The session began, like usual, with a go-around of people saying their names, rating their day from 1-10, and what they’re looking to get out of the workshop.* We quickly reviewed the tools we’ve learned about so far: The Elements of Story, The Drama Triangle (which are both part of the Center for Story-Based Strategy’s Narrative Power Media Analysis), and the power of framing. Then we jumped right into practicing with the final tool we’d use: The Battle of the Story. We used an ad of an immigration narrative called “The Entire Journey” from this year’s Super Bowl.
Because most of the stories we want or need to tell aren’t entering into a narrative vacuum, it was important for our exercise to begin by deconstructing a problematic dominant narrative. In order to make the exercise a little more oppositional, I stopped our viewing of the commercial at 4:09 (which is before the happy ending). Then we brainstormed about how to use the same elements of the (shortened) story to challenge, flip, or deepen some of the assumptions in “Their Story” (see the worksheet).
After finishing our exploration of how to build a compelling narrative in opposition to the narrative displayed in the ad, we watched a video that did used some of the same narrative tactics we had come up with in our conversation!
Having gone through a full exercise using The Battle of the Story, we turned our attention geographically closer to home. We researched, brainstormed, and analyzed some narratives about Lynn from a media perspective (i.e. Googling Lynn in the news) and from the perspective of two neighboring, wealthy, white communities. After a troubling but honest discussion of how Lynn’s neighbors view it, we picked some of assumptions from those narratives and brainstormed ways to create stories that combat them.
And then we ran out of time!

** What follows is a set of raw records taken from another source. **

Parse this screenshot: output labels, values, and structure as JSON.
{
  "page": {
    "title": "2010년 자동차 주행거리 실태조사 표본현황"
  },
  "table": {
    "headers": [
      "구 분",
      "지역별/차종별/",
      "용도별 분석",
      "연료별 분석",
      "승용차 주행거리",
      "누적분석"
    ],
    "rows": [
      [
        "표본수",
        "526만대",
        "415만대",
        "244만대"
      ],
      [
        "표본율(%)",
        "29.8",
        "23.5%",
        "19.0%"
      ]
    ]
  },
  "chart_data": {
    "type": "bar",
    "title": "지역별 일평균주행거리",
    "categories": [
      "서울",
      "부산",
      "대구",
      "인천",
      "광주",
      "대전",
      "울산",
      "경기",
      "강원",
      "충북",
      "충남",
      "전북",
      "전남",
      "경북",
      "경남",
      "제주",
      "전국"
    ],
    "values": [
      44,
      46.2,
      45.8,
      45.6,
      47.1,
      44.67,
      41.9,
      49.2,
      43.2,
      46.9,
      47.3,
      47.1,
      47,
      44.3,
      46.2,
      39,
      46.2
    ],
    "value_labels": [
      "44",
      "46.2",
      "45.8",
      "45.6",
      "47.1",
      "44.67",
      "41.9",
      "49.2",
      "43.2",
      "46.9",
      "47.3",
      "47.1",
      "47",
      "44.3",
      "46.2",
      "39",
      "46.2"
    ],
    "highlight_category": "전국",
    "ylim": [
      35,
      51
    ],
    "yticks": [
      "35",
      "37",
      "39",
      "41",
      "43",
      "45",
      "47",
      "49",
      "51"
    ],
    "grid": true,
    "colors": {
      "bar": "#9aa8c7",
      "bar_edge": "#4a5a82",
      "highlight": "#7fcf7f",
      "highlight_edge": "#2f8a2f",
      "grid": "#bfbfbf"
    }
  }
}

I don’t know how it happened, but it really snuck up on me. We ended the session by talking briefly about how to use this thinking in the future. Käthe gave a very specific challenge to one of the young artists (which I thought was amazing): How does this way of thinking about stories and narrative help us think about how to frame the presentation of our Home project(s) supported by the Adobe Catalyst grant?
I’m excited to see how that work ends up and I hope the lessons from this workshop we will help the young artists build a powerful, compelling, and strategically framed narrative around their presentation of Home. Hopefully, I’ll post a link to the website where they present the projects once it’s finished!
* Over the course of this workshop, I’ve really come to appreciate the “Rate Your Day” question. I think it’s a good way to encourage people to reflect on how they’re doing today (which we don’t do nearly enough of). It’s also a low-pressure way to let the whole group know where everyone is. This is particularly important when people have been having a bad day and need to be held gently).